No papel de Anísio, quem vê o titã agir com tanta naturalidade nos gestos, na ginga e nas falas cifradas acha que ele mergulhou com a convicção de um russo no festejado método Stanislavski, que obriga o ator a buscar em suas experiências passadas os elementos para compor seu personagem. Nada disso. Logo na primeira prova de roupa, Miklos já foi brincando de Anísio. “Na verdade, eu sou meio dramático, gosto de performances no palco, de provocar a platéia. Sou um galã de araque, um Fábio Jr. de segunda mão”, brinca ele. De tão atrevido aceitou o convite de Brant achando que ele fosse lhe dar uma bula. O diretor sugeriu não mais que a leitura de Capão pecado, de Ferréz. No mais, Miklos apelou para a intuição e a ajuda primordial do rapper Sabotage, que também atua numa pequena e divertidíssima cena na qual o invasivo Anísio arranca um dinheiro de empreiteiros para a gravação do disco do amigo. Sabotage, conta o titã, estava no tráfico. Saiu desta armadilha sem sofrer represálias e hoje é visto como um artista na sua comunidade. Sua participação também chamou a atenção e já está filmando Carandiru, de Hector Babenco.

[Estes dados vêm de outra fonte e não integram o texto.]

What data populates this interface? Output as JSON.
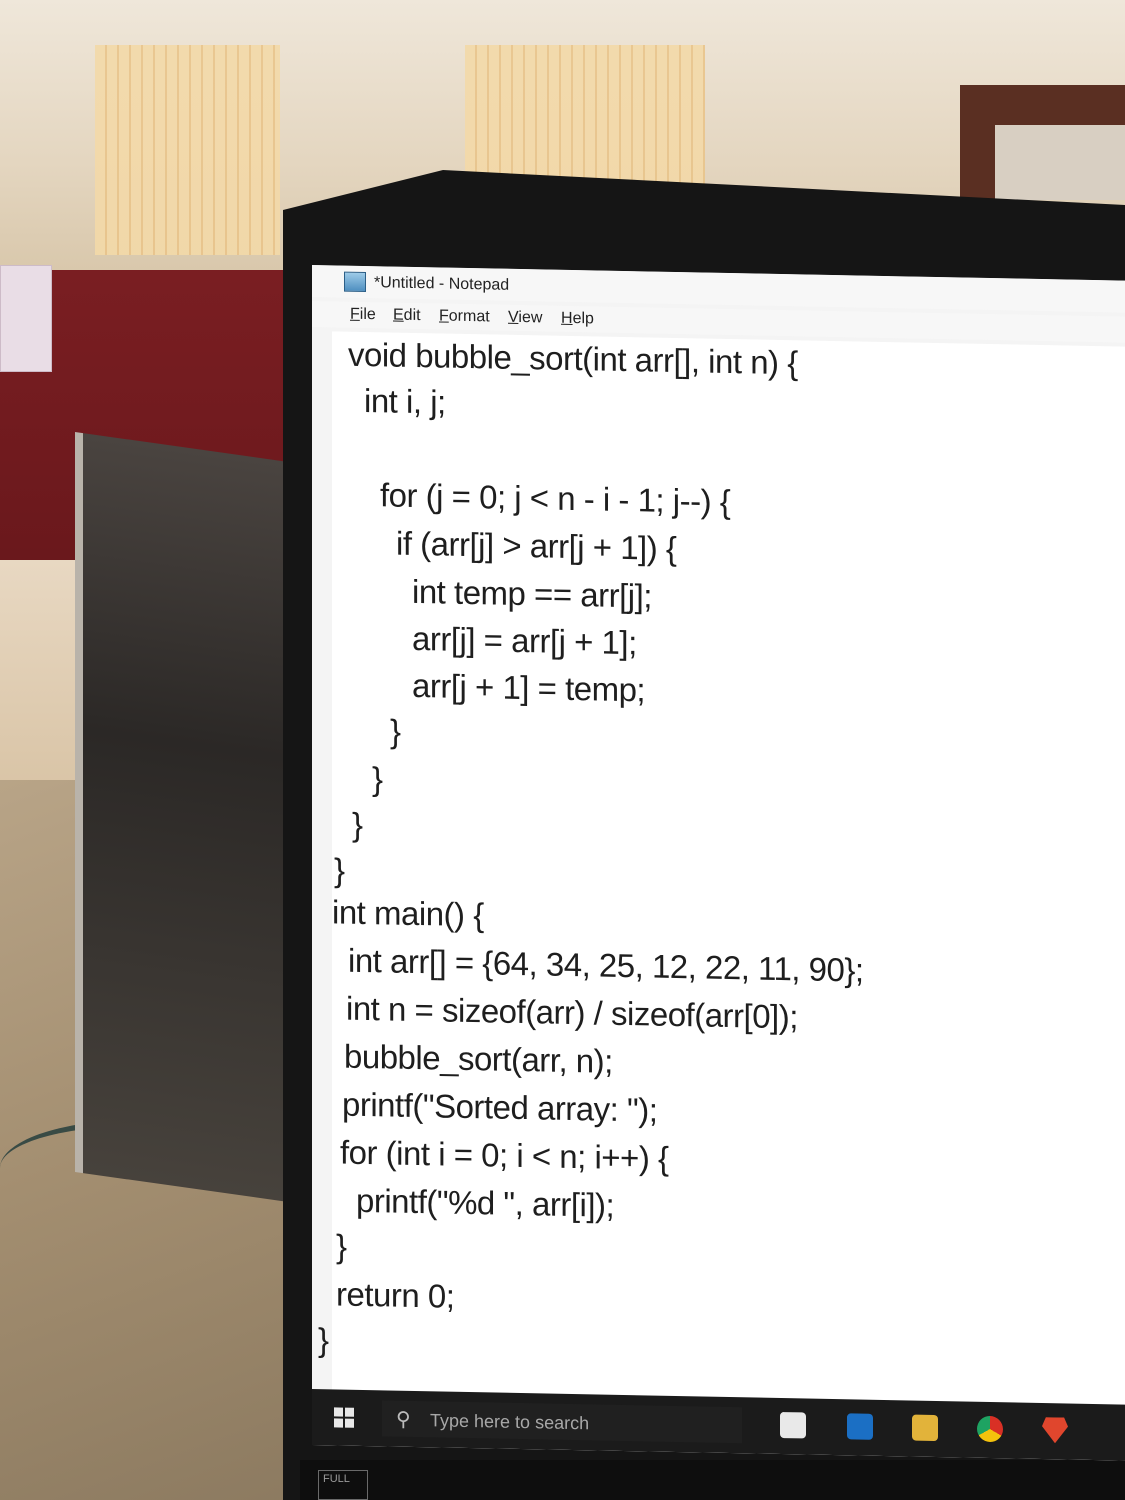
{
  "window": {
    "title": "*Untitled - Notepad",
    "icon": "notepad-icon"
  },
  "menu": {
    "items": [
      "File",
      "Edit",
      "Format",
      "View",
      "Help"
    ]
  },
  "editor": {
    "lines": [
      "void bubble_sort(int arr[], int n) {",
      "int i, j;",
      "for (j = 0; j < n - i - 1; j--) {",
      "if (arr[j] > arr[j + 1]) {",
      "int temp == arr[j];",
      "arr[j] = arr[j + 1];",
      "arr[j + 1] = temp;",
      "}",
      "}",
      "}",
      "}",
      "int main() {",
      "int arr[] = {64, 34, 25, 12, 22, 11, 90};",
      "int n = sizeof(arr) / sizeof(arr[0]);",
      "bubble_sort(arr, n);",
      "printf(\"Sorted array: \");",
      "for (int i = 0; i < n; i++) {",
      "printf(\"%d \", arr[i]);",
      "}",
      "return 0;",
      "}"
    ]
  },
  "taskbar": {
    "start_icon": "windows-logo-icon",
    "search_placeholder": "Type here to search",
    "search_icon": "search-icon",
    "pinned_icons": [
      "store-icon",
      "mail-icon",
      "file-explorer-icon",
      "chrome-icon",
      "brave-icon"
    ]
  },
  "laptop": {
    "badge_text": "FULL"
  }
}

Trejeitos – Foram três ou quatro encontros de quatro horas cada um, nos quais os dois comentavam, mudavam o texto e acertavam trejeitos e expressões muito engraçadas. Algumas, de tão cruas, foram eliminadas para não soar vulgares ao espectador. Mas é a realidade da periferia paulistana. Na primeira leitura de mesa, como se diz no jargão artístico, Miklos ainda não se sentia totalmente seguro. Acabara de conhecer Marco Ricca e Alexandre Borges. “Eu estava com uma vertigem danada e quando vi a transformação na voz deles fiquei preocupado em como eu iria fazer. Mas entrei com a maior cara-de-pau e deu certo.” O atrevimento lhe garantiu certa confiança e ele se tornou a grande estrela do set de filmagens. “O Marco e o Alexandre me de ram o maior suporte. A Mariana me dava o toque para olhar no olho dela. Adorei fazer cinema, a vibração da equipe é semelhante à dinâmica do circo do rock’n’roll”, diz ele, tossindo sistematicamente por causa do maço diário de cigarro.

O hábito de fumar parece não importar muito. Aos 43 anos, este paulistano que é a usina sonora dos Titãs iniciou uma nova fase na sua vida artística. Acelerado, gesticula entusiasmado, exalando toda a energia do momento especial. Sem o glamour que a carreira poderia lhe conferir, pede uma camiseta emprestada para as fotos, deixando ver a tatuagem de um bisão no braço direito. Não é um animal comum. “É das cavernas da Espanha”, avisa, para contar que o desenho foi inspirado na imagem feita por um homem pré-histórico, faminto. Criativo, Miklos nunca deixou de lado suas alquimias musicais elaboradas num estúdio caseiro. É de lá que saem muitas das experiências testadas pelos Titãs. No final dos anos 80, por exemplo, ele teve a paciência de amarrar o braço de um toca-discos sobre um LP de Villa-Lobos para ficar repetindo determinado trecho e sentir o resultado. É o que hoje os bruxos dos computadores chamariam de looping, mas não numa época em que as tramas eletrônicas praticamente se resumiam aos alemães do Kraftwerk e aos ingleses do Cabaret Voltaire. “Nos dois últimos anos, mexi muito com sampler. O Dudu Marote (produtor) foi me mostrando qual a respiração da música eletrônica.”

No momento, Miklos brinca com um Pro Tools, aparelho que possibilita gravar e editar. “Comecei a compor no computador, é um exercício muito criativo, mas é um perigo. Preciso voltar para o violão.” Paralelamente aos Titãs, Miklos tem levado a sério seus projetos solos. Vou ser feliz e já volto, um álbum cheio de baladas e rocks, com peso na concepção e leveza na poesia, faz parte do projeto que caminha em paz junto à excursão do novo disco titânico, o divertido A melhor banda de todos os tempos da última semana. Casado há duas décadas com Rachel, pai de Manoela, 18 anos, Paulo Miklos nem hesita – ainda mais agora – em responder quanto tempo demorou para ser feliz e voltar: “Rapidinho.”